Numerous women across the country, including many here in Colorado, may be happy to hear this news. Essure was already a controversial -- and permanent -- method of birth control after women began suffering from severe complications associated with the device. Bayer, the manufacturer of the device, announced that it was pulling the product from the U.S. market due to a drop in sales, but others say it is due to the ever-increasing number of lawsuits filed against the pharmaceutical giant.
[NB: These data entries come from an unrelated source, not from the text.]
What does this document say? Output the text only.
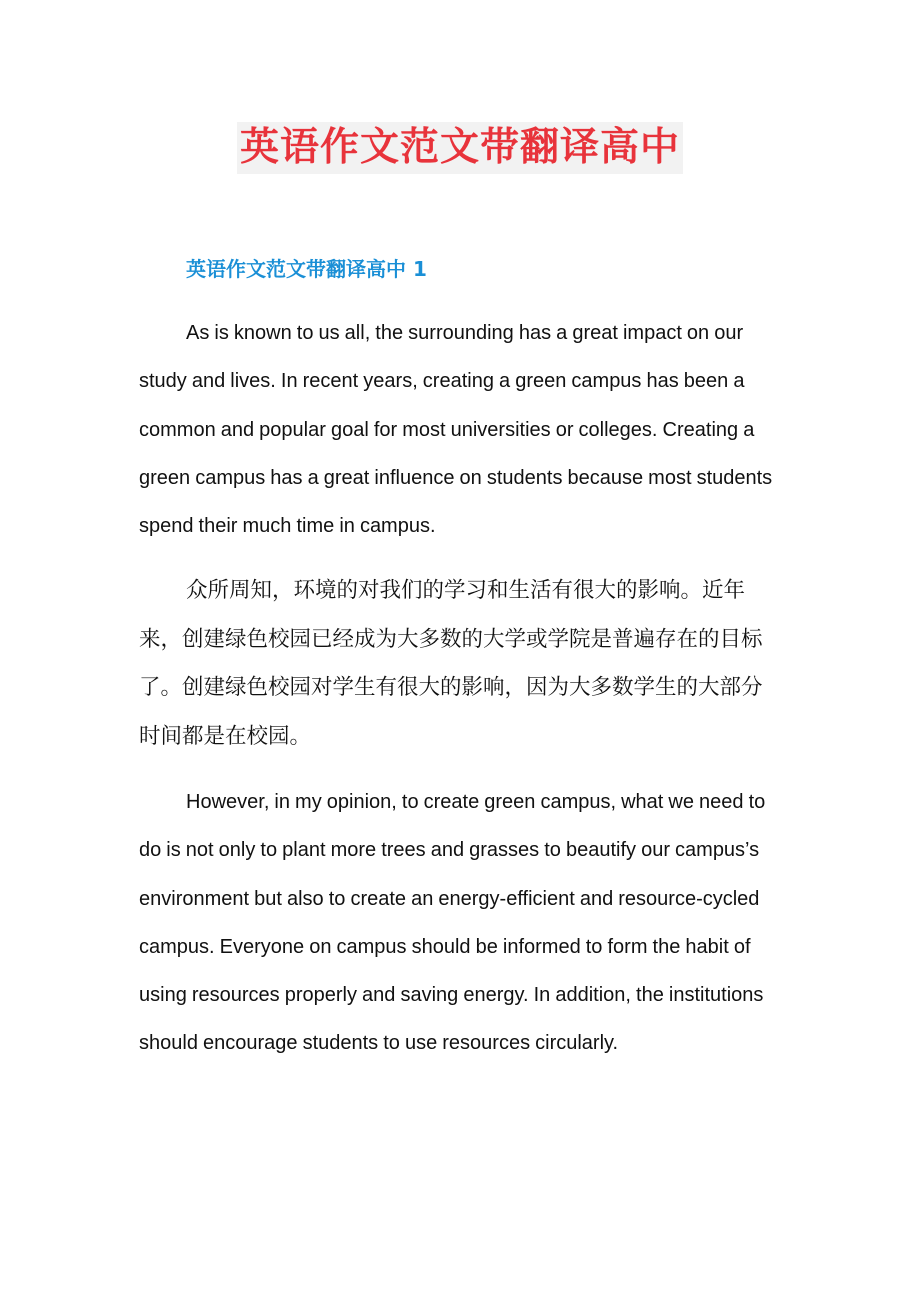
英语作文范文带翻译高中
英语作文范文带翻译高中 1

As is known to us all, the surrounding has a great impact on our study and lives. In recent years, creating a green campus has been a common and popular goal for most universities or colleges. Creating a green campus has a great influence on students because most students spend their much time in campus.

众所周知，环境的对我们的学习和生活有很大的影响。近年来，创建绿色校园已经成为大多数的大学或学院是普遍存在的目标了。创建绿色校园对学生有很大的影响，因为大多数学生的大部分时间都是在校园。

However, in my opinion, to create green campus, what we need to do is not only to plant more trees and grasses to beautify our campus’s environment but also to create an energy-efficient and resource-cycled campus. Everyone on campus should be informed to form the habit of using resources properly and saving energy. In addition, the institutions should encourage students to use resources circularly.
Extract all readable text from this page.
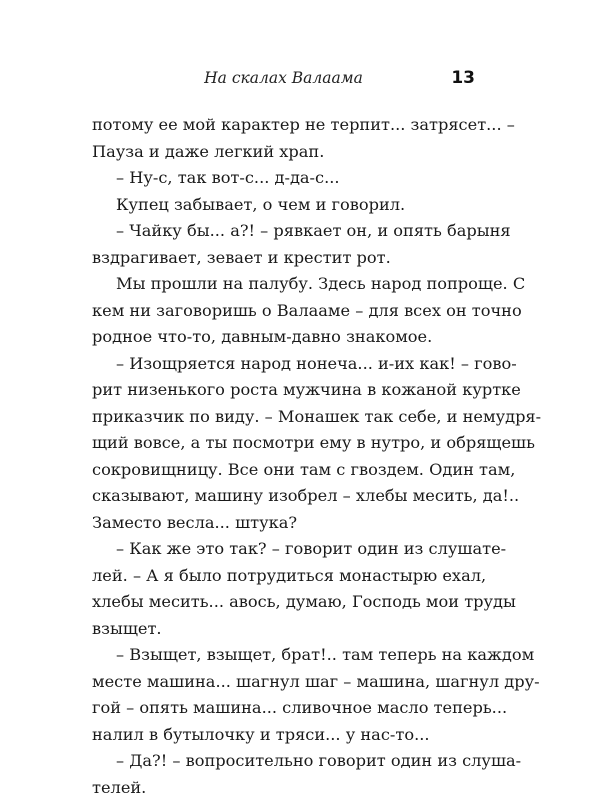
На скалах Валаама	13
потому ее мой карактер не терпит... затрясет... –
Пауза и даже легкий храп.
– Ну-с, так вот-с... д-да-с...
Купец забывает, о чем и говорил.
– Чайку бы... а?! – рявкает он, и опять барыня
вздрагивает, зевает и крестит рот.
Мы прошли на палубу. Здесь народ попроще. С
кем ни заговоришь о Валааме – для всех он точно
родное что-то, давным-давно знакомое.
– Изощряется народ нонеча... и-их как! – гово-
рит низенького роста мужчина в кожаной куртке
приказчик по виду. – Монашек так себе, и немудря-
щий вовсе, а ты посмотри ему в нутро, и обрящешь
сокровищницу. Все они там с гвоздем. Один там,
сказывают, машину изобрел – хлебы месить, да!..
Заместо весла... штука?
– Как же это так? – говорит один из слушате-
лей. – А я было потрудиться монастырю ехал,
хлебы месить... авось, думаю, Господь мои труды
взыщет.
– Взыщет, взыщет, брат!.. там теперь на каждом
месте машина... шагнул шаг – машина, шагнул дру-
гой – опять машина... сливочное масло теперь...
налил в бутылочку и тряси... у нас-то...
– Да?! – вопросительно говорит один из слуша-
телей.
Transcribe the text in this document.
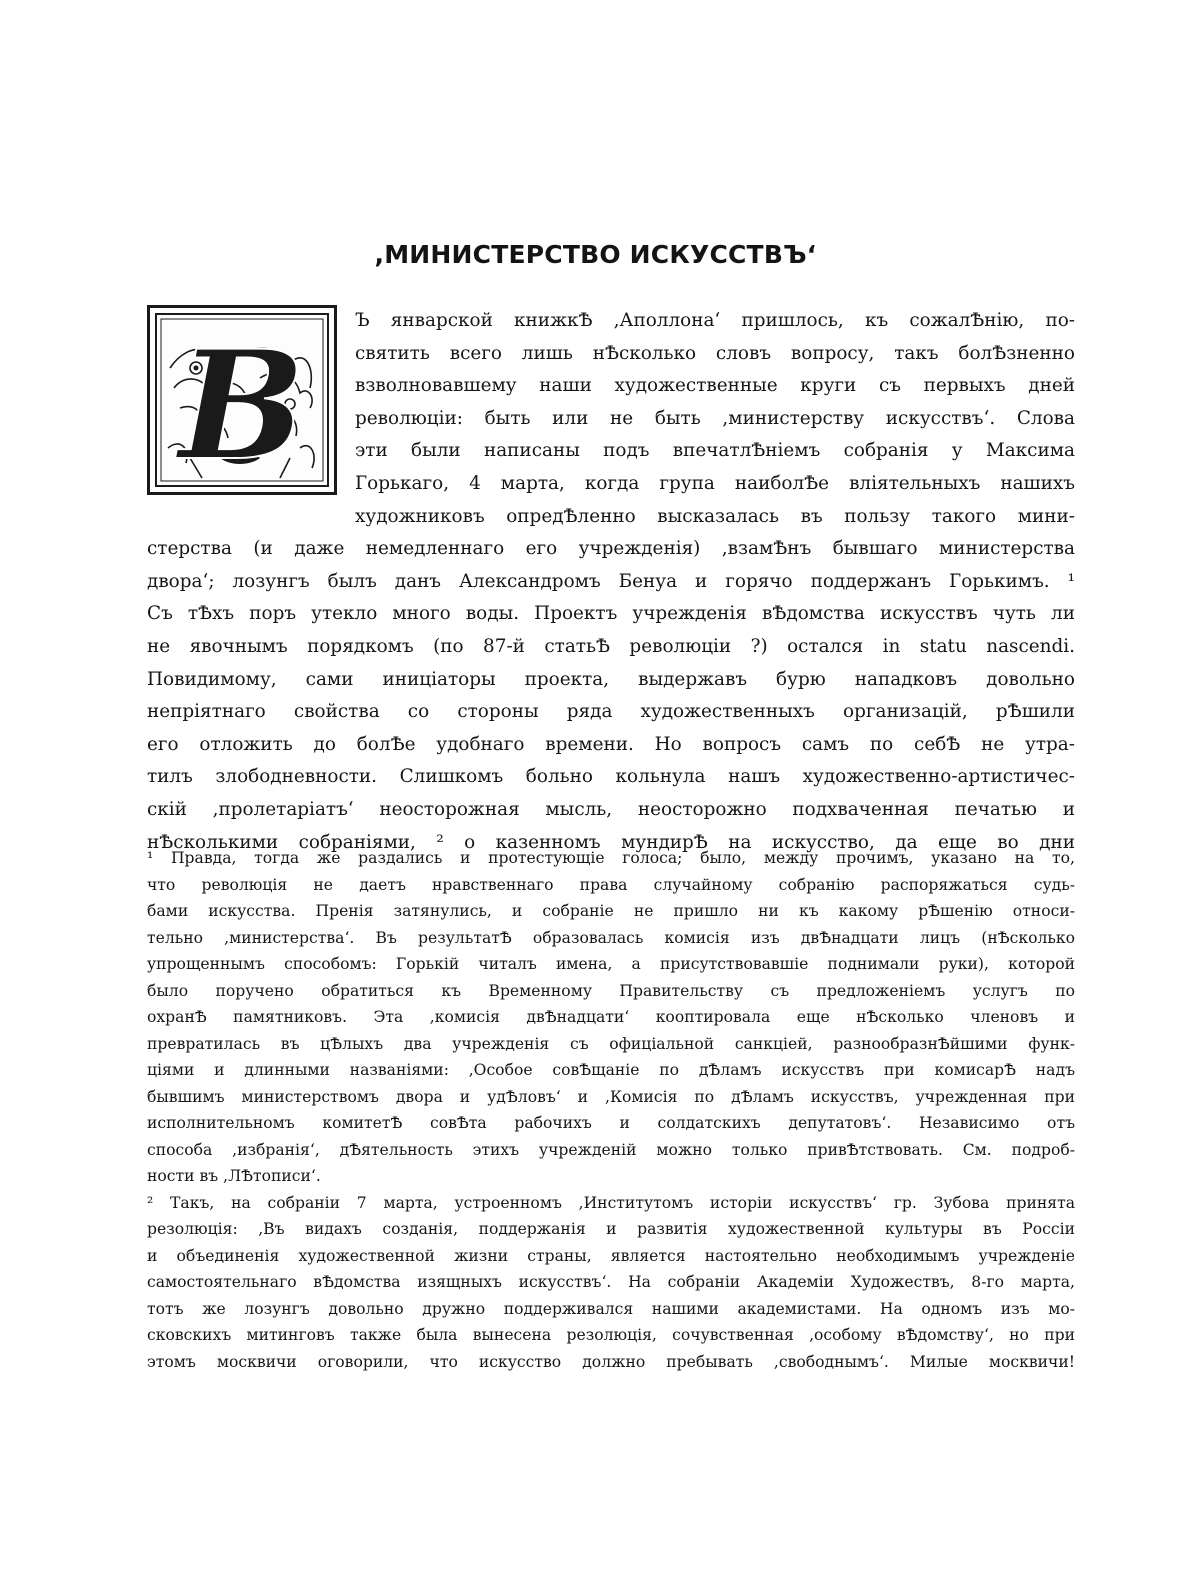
,МИНИСТЕРСТВО ИСКУССТВЪ‘
В	Ъ январской книжкѢ ,Аполлона‘ пришлось, къ сожалѢнію, по-
святить всего лишь нѢсколько словъ вопросу, такъ болѢзненно
взволновавшему наши художественные круги съ первыхъ дней
революціи: быть или не быть ,министерству искусствъ‘. Слова
эти были написаны подъ впечатлѢніемъ собранія у Максима
Горькаго, 4 марта, когда група наиболѢе вліятельныхъ нашихъ
художниковъ опредѢленно высказалась въ пользу такого мини-
стерства (и даже немедленнаго его учрежденія) ,взамѢнъ бывшаго министерства
двора‘; лозунгъ былъ данъ Александромъ Бенуа и горячо поддержанъ Горькимъ. ¹
Съ тѢхъ поръ утекло много воды. Проектъ учрежденія вѢдомства искусствъ чуть ли
не явочнымъ порядкомъ (по 87-й статьѢ революціи ?) остался in statu nascendi.
Повидимому, сами иниціаторы проекта, выдержавъ бурю нападковъ довольно
непріятнаго свойства со стороны ряда художественныхъ организацій, рѢшили
его отложить до болѢе удобнаго времени. Но вопросъ самъ по себѢ не утра-
тилъ злободневности. Слишкомъ больно кольнула нашъ художественно-артистичес-
скій ,пролетаріатъ‘ неосторожная мысль, неосторожно подхваченная печатью и
нѢсколькими собраніями, ² о казенномъ мундирѢ на искусство, да еще во дни
¹ Правда, тогда же раздались и протестующіе голоса; было, между прочимъ, указано на то,
что революція не даетъ нравственнаго права случайному собранію распоряжаться судь-
бами искусства. Пренія затянулись, и собраніе не пришло ни къ какому рѢшенію относи-
тельно ,министерства‘. Въ результатѢ образовалась комисія изъ двѢнадцати лицъ (нѢсколько
упрощеннымъ способомъ: Горькій читалъ имена, а присутствовавшіе поднимали руки), которой
было поручено обратиться къ Временному Правительству съ предложеніемъ услугъ по
охранѢ памятниковъ. Эта ,комисія двѢнадцати‘ кооптировала еще нѢсколько членовъ и
превратилась въ цѢлыхъ два учрежденія съ офиціальной санкціей, разнообразнѢйшими функ-
ціями и длинными названіями: ,Особое совѢщаніе по дѢламъ искусствъ при комисарѢ надъ
бывшимъ министерствомъ двора и удѢловъ‘ и ,Комисія по дѢламъ искусствъ, учрежденная при
исполнительномъ комитетѢ совѢта рабочихъ и солдатскихъ депутатовъ‘. Независимо отъ
способа ,избранія‘, дѢятельность этихъ учрежденій можно только привѢтствовать. См. подроб-
ности въ ,ЛѢтописи‘.
² Такъ, на собраніи 7 марта, устроенномъ ,Институтомъ исторіи искусствъ‘ гр. Зубова принята
резолюція: ,Въ видахъ созданія, поддержанія и развитія художественной культуры въ Россіи
и объединенія художественной жизни страны, является настоятельно необходимымъ учрежденіе
самостоятельнаго вѢдомства изящныхъ искусствъ‘. На собраніи Академіи Художествъ, 8-го марта,
тотъ же лозунгъ довольно дружно поддерживался нашими академистами. На одномъ изъ мо-
сковскихъ митинговъ также была вынесена резолюція, сочувственная ,особому вѢдомству‘, но при
этомъ москвичи оговорили, что искусство должно пребывать ,свободнымъ‘. Милые москвичи!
Essure is a device implanted into a woman's fallopian tubes. In order to prevent pregnancy, the device creates substantial scar tissue that effectively sterilizes a woman in whom the device is implanted. Even if it worked as intended, women began experiencing significant and potentially life threatening issues from its use.
Some women suffer from migraines while others suffer perforated organs, and other women attribute hair loss to the device. In some instances, women still became pregnant, which could be dangerous for both mother and fetus. Bayer already faces around 16,000 lawsuits from women who suffered complications from what the company continues to insist is a safe method of nonsurgical sterilization.
More women may file lawsuits against Bayer for the harm caused to them by Essure. Depending on the circumstances, family members of women whose complications turned fatal could file some of those lawsuits. Pharmaceutical companies owe a duty to consumers here in Colorado and across the country to produce products that are safe. When a company fails in that endeavor, it should be held accountable and provide recompense to those its products harmed.